We appear to have staked our all on the Loya Jirga (Great Council) process for a new constitution and eventual elections, which will take at least two years to play out. Already, the process is under attack as the interim government is dominated by ethnic Tajik members of the Northern Alliance. Ethnic Pashtuns, claiming to comprise 60 percent to 70 percent of the population, feel particularly disenfranchised by the process and may well seek to undermine it.

As the International Crisis Group has observed in a recent paper, the success of the Loya Jirga will be "based much less on the fairness of the process than on the fairness of the outcome." And the outcome may not be apparent for some time to come. The mantra for the American objective remains security, security, security. But how do we create security without involving the American military in the very peacekeeping or nation building roles the president says he has ruled out?

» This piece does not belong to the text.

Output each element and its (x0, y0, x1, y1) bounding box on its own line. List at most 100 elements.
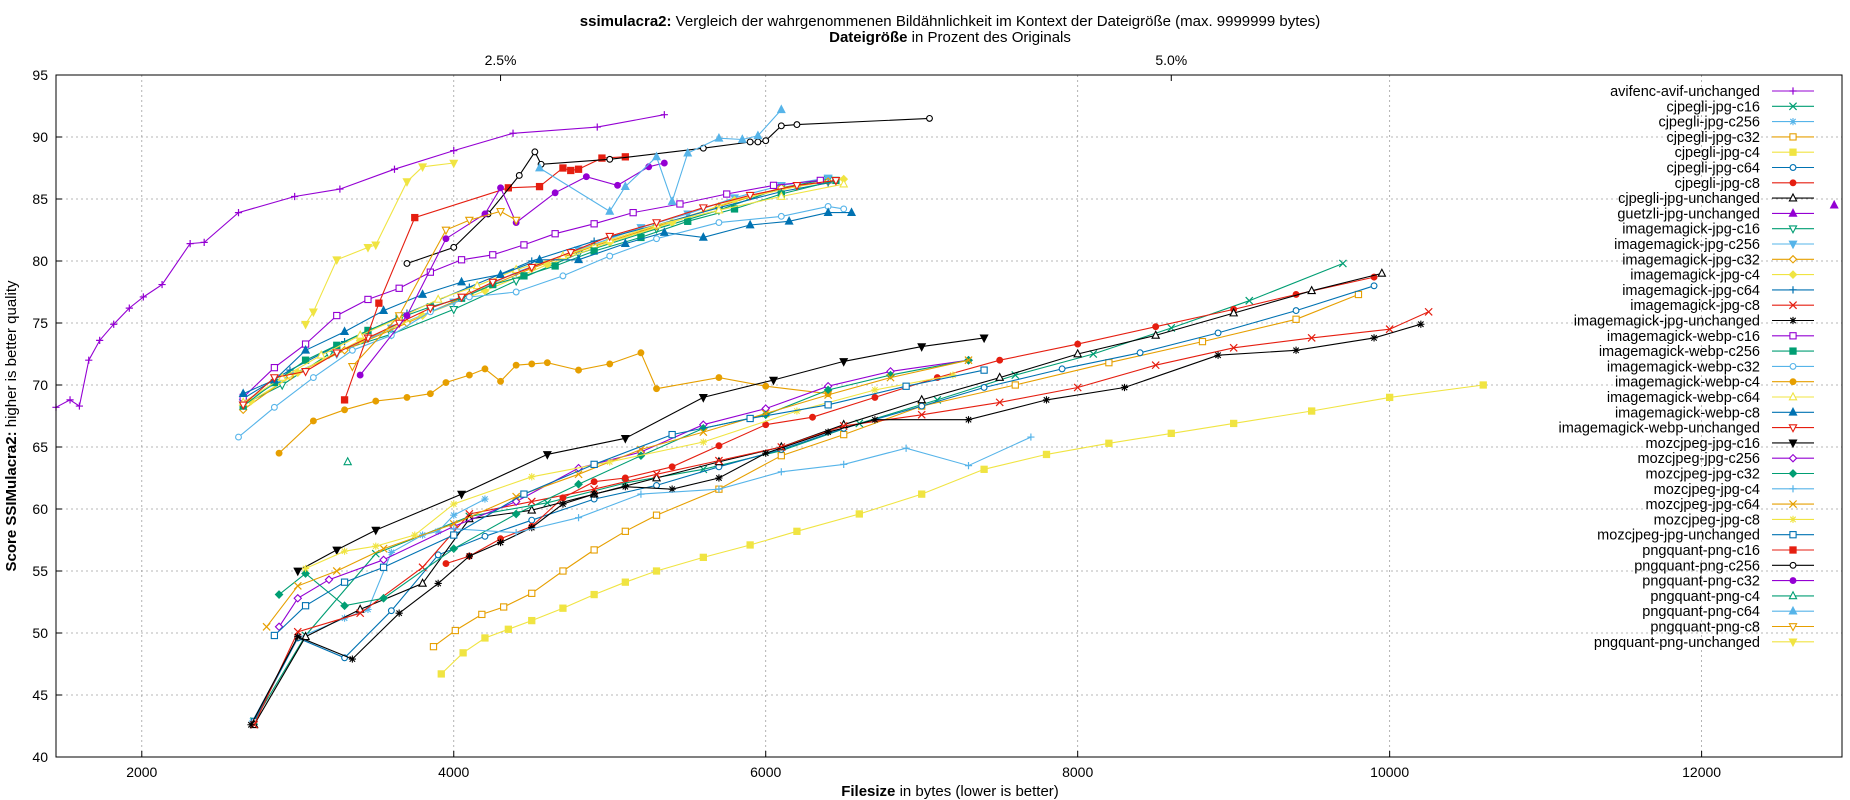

If we have any exit strategy at all, it must involve expansion of the mandate and scope of ISAF from its current strength of roughly 5,000 to more than 30,000. In addition, the international community, notably Britain, Germany and the U.S., should step up its role in training and equipping a national police force and a national army. The peacekeeping force, moreover, should be expanded beyond Kabul to cover the main cities in the country, as well as arterial transport routes. A credible legal system, including vigorous investigation and prosecution of human-rights violations must also be key features of any effective program.

Afghanistan is a poor, remote multiethnic country that matters to all of us. On September 11, 2001, it constituted a threat well beyond its borders to our national security .This must never be permitted to happen again.

James D. Zirin is a partner in the New York office of Sidley Austin Brown & Wood LLP. He is a member of the Council on Foreign Relations.